A new book makes a valuable call for greater restraint in U.S. foreign policy.
By Amitai Etzioni
November 10, 2014
In his important new book Restraint: A New Foundation for U.S. Grand Strategy, Barry R. Posen raises one more call for restraint, although he reaches this conclusion in a distinct way uniquely his own. Posen finds that the United States has fallen prey to the illusion that it can – indeed, is being called upon to – bring to the nations of the world a democratic, stable form of government and a prosperous way of life to boot. He calls this thesis “liberal hegemony” and points out that its experiences in Vietnam, Iraq and Afghanistan should have made the United States realize that it cannot make this vision come true. The United States should therefore stop all its efforts at coercive state- and nation-building and limit its overseas interventions to those situations in which its major national interests are involved.
Showing such restraint would have major side benefits, according to Posen. He finds that many of the United States’ allies, especially the European countries and Japan, are currently “free-riders” that spend little on defense and rely on the United States to protect them. Cutting back on commitments to these nations, for instance by removing U.S. forces from their territories, would make them shoulder more of the burden. This self-imposed restraint would also rein in what Posen calls “reckless drivers,” especially Israel, that take undue risks because they assume that the United States will bail them out if they get into serious trouble.
Posen holds that the United States faces three challenges. One is the rise of China, which he views as much less of a threat than do several other observers. He points to the internal difficulties China faces and sees its ambitions as largely limited to the Asia-Pacific region, although in an aside he notes that ambitions of nations tend to rise as their capacities do. A second challenge Posen recognizes is the spread of nuclear weapons, and a third is terrorism.
Posen argues that the United States should deal with all these threats by maintaining sufficient military force to preserve “control of the global commons”: the seas, the air, space, and cyberspace.

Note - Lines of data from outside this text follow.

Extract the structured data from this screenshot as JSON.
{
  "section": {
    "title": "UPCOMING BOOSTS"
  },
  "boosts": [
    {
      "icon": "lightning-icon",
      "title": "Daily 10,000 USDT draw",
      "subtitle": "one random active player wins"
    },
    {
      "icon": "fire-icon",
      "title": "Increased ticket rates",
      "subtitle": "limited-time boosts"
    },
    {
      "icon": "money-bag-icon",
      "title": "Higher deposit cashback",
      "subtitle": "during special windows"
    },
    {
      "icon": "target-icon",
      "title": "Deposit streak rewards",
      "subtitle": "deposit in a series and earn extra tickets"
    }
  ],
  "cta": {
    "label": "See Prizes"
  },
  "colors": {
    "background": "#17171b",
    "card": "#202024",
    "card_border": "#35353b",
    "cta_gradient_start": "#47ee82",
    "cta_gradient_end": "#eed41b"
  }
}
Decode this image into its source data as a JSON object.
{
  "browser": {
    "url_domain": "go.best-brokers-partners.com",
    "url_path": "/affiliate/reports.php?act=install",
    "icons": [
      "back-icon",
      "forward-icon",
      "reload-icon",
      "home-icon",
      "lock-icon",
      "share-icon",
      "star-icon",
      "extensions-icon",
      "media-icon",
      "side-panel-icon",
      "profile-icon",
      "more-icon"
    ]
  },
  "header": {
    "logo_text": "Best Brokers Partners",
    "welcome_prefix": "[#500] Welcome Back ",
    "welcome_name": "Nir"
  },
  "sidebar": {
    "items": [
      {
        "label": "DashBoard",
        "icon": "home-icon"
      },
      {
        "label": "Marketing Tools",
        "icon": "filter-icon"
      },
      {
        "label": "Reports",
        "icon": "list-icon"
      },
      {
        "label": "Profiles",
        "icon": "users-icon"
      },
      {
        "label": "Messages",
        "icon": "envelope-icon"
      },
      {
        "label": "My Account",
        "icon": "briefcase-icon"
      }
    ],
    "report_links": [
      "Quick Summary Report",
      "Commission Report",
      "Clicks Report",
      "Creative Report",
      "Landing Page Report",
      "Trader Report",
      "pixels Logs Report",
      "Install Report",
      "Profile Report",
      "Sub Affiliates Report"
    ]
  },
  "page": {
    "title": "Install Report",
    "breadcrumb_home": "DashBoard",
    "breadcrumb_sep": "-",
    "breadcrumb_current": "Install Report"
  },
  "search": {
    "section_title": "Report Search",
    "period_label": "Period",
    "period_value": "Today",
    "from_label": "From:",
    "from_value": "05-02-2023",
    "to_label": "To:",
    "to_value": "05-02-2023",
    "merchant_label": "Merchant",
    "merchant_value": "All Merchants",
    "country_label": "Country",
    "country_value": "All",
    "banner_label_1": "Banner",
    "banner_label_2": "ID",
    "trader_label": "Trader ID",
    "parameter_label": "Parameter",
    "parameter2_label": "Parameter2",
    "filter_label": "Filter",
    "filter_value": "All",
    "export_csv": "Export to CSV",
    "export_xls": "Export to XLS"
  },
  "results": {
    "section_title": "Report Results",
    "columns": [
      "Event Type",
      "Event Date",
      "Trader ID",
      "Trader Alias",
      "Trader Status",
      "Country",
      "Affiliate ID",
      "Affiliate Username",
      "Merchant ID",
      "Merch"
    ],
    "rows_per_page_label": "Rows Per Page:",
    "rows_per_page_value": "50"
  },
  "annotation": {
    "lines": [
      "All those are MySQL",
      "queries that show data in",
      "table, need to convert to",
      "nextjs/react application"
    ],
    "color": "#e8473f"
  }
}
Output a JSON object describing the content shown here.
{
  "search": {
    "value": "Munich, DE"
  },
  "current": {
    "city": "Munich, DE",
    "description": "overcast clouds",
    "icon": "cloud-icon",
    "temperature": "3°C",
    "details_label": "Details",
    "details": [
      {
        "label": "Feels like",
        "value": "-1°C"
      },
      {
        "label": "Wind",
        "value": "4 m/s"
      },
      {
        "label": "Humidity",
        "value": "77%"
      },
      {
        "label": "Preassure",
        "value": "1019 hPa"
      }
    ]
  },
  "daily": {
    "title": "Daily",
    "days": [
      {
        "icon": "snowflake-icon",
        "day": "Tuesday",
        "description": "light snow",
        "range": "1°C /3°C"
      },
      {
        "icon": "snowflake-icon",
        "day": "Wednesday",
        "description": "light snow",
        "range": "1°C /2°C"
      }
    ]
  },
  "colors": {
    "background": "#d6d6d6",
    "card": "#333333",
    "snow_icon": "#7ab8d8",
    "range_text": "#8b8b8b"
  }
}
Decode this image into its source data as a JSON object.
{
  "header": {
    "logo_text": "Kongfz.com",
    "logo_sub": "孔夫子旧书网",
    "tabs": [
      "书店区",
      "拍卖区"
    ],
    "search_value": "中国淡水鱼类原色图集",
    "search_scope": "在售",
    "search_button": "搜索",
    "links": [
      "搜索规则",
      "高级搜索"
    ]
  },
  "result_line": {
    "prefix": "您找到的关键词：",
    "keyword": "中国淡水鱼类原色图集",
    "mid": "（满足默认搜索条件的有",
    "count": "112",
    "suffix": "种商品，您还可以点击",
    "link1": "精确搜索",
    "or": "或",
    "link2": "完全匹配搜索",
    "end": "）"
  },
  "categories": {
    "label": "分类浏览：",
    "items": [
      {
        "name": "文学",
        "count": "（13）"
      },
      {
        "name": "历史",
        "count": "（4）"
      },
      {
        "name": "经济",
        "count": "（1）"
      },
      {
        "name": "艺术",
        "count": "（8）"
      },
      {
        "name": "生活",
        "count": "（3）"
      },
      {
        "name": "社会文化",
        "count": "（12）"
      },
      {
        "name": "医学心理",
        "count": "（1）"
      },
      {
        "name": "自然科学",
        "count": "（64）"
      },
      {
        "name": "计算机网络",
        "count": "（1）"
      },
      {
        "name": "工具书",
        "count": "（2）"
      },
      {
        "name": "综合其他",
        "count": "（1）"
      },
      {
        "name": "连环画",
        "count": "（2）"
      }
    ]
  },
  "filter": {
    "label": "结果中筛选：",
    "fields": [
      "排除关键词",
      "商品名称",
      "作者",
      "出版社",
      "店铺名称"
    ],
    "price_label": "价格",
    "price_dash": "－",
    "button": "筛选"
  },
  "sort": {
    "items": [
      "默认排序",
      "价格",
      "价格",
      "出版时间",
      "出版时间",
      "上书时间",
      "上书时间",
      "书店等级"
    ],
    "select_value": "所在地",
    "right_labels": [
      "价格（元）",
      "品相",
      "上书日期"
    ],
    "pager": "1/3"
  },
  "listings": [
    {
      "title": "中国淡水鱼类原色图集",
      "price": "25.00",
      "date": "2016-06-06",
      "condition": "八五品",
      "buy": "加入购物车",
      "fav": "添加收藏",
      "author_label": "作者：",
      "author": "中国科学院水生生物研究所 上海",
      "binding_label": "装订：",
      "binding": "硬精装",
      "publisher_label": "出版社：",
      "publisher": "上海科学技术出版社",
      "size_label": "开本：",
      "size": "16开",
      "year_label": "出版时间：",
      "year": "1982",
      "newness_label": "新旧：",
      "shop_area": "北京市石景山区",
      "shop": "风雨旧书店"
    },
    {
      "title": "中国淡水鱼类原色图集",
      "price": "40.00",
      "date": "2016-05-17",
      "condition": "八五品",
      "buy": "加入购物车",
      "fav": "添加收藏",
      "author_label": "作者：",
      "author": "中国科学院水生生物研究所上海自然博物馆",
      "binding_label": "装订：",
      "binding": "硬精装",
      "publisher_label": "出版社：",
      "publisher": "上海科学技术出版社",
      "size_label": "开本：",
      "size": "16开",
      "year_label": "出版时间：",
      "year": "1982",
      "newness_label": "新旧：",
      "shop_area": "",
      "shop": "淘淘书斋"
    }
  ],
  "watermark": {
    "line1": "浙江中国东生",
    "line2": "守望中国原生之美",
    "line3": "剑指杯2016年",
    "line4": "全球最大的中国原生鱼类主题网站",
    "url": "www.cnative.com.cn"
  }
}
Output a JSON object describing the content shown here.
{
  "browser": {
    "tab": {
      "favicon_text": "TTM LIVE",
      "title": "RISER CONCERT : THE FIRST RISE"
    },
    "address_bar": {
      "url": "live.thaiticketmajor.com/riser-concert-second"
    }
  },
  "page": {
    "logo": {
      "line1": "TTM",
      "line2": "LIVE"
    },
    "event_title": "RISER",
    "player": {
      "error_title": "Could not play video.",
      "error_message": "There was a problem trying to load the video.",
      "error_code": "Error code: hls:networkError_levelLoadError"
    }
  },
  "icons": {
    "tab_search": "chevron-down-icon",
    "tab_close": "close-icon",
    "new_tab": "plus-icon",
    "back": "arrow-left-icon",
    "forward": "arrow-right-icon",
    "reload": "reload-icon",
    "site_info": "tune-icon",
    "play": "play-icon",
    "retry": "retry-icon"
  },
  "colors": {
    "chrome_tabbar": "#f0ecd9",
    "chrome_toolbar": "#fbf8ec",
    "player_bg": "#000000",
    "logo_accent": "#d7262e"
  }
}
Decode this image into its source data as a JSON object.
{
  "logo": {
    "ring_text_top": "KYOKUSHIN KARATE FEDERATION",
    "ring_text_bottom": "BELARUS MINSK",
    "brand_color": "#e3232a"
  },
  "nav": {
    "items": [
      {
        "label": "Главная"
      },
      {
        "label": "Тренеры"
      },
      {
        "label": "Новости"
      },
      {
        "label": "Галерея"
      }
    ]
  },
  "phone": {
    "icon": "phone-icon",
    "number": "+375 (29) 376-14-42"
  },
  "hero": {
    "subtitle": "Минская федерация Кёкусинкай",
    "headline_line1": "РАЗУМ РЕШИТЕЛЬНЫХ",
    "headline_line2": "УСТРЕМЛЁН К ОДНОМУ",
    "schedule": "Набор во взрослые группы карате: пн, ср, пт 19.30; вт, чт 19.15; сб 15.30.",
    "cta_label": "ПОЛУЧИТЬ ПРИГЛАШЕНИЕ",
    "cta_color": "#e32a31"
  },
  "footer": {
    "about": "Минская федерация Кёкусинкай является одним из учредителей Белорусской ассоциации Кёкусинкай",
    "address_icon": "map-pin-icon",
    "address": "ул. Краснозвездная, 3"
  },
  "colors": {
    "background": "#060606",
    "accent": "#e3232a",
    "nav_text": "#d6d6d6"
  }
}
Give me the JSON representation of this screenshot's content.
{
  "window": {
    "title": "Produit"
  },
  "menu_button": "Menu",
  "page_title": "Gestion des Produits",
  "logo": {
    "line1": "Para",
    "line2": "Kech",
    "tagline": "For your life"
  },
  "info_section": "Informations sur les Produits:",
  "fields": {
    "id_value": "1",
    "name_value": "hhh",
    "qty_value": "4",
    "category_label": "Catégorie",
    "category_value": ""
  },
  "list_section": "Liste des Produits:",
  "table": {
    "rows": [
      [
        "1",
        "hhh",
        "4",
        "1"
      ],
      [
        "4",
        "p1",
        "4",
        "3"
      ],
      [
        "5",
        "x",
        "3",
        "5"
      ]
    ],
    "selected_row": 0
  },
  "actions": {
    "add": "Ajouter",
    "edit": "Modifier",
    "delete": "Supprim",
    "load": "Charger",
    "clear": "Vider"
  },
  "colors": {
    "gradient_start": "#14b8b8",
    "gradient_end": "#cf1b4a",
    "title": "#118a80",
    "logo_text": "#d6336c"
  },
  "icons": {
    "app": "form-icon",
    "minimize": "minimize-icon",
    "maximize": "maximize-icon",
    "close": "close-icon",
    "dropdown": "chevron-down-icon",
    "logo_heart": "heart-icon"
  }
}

However, this could be achieved through greatly cutting the Army and somewhat building up the other branches of the military, which could allow the United States to reduce its defense budget from about 4.5 percent to 2.5 percent of GDP. The funds saved could be relegated to domestic buildup, which President Barack Obama, who seems also to be a champion of restraint but for political reasons cannot use the term, calls “nation-building at home.”
Readers may note that Posen has not escaped the challenge of all who write such books: that the world changes by the time books are printed, distributed, reviewed, and read, which still takes about as long as it did 30 years ago. Posen’s call to remove U.S. troops from the Middle East, in order to reduce the number of targets that terrorists could attack, must now be squared with the threat posed by the Islamic State, also known as ISIS or ISIL. The Islamic State has already forced the restrained U.S. president to re-commit American forces to the region. In effect, as I see it, the Middle East and Africa, not East Asia, remain the main challenges to U.S. security.
Above all, the United States must worry about terrorists gaining small nuclear weapons one way or another, especially in Pakistan, and because jihadist groups with different names but similar fanaticism are popping up all over. I see no evidence that these forces can be “destroyed” in the foreseeable future, nor that the United States can bring about the political, social and economic changes – and, above all, cultural changes – that would end this threat. Dealing with these terrorist groups may well require considerable increases in special forces and a sizeable army to provide air and artillery support, transportation, supplies, and intelligence. This would be a major and, I suggest, much-needed reversal of the current approach: Special forces would be the main player, and the Army would serve as a platform, as opposed to using special forces as a sideshow or, indeed, as a “special” force. (I guess I should disclose that I served in the special forces, though in my days they were called “commandos”).
Otherwise, I see a great deal of merit in Posen’s call for restraint. His focus on United States self-restoration dovetails well with the call for mutual restraint from the United States and China articulated by James Steinberg and Michael E. O’Hanlon in their valuable book Strategic Reassurance and Resolve: U.S.-China Relations in the Twenty-First Century. It provides additional support for the call for Mutually-Assured Restraint made by a group of American and Chinese public intellectuals and championed by myself. None of these scholars or books calls for endangering the United States’ core interests or those of other nations. They merely favor understanding that the leverage of even the most powerful nations is limited and that these powerful nations should therefore choose carefully when to commit their military forces, and they above all seek mutually beneficial solutions that do not rely on the use of force. This is what restraint is all about.
Amitai Etzioni is a university professor and professor of international relations at The George Washington University. He served as a senior adviser to the Carter White House and taught at Columbia University, Harvard University, and the University of California at Berkeley. His latest book is The New Normal: Finding a Balance between Individual Rights and the Common Good.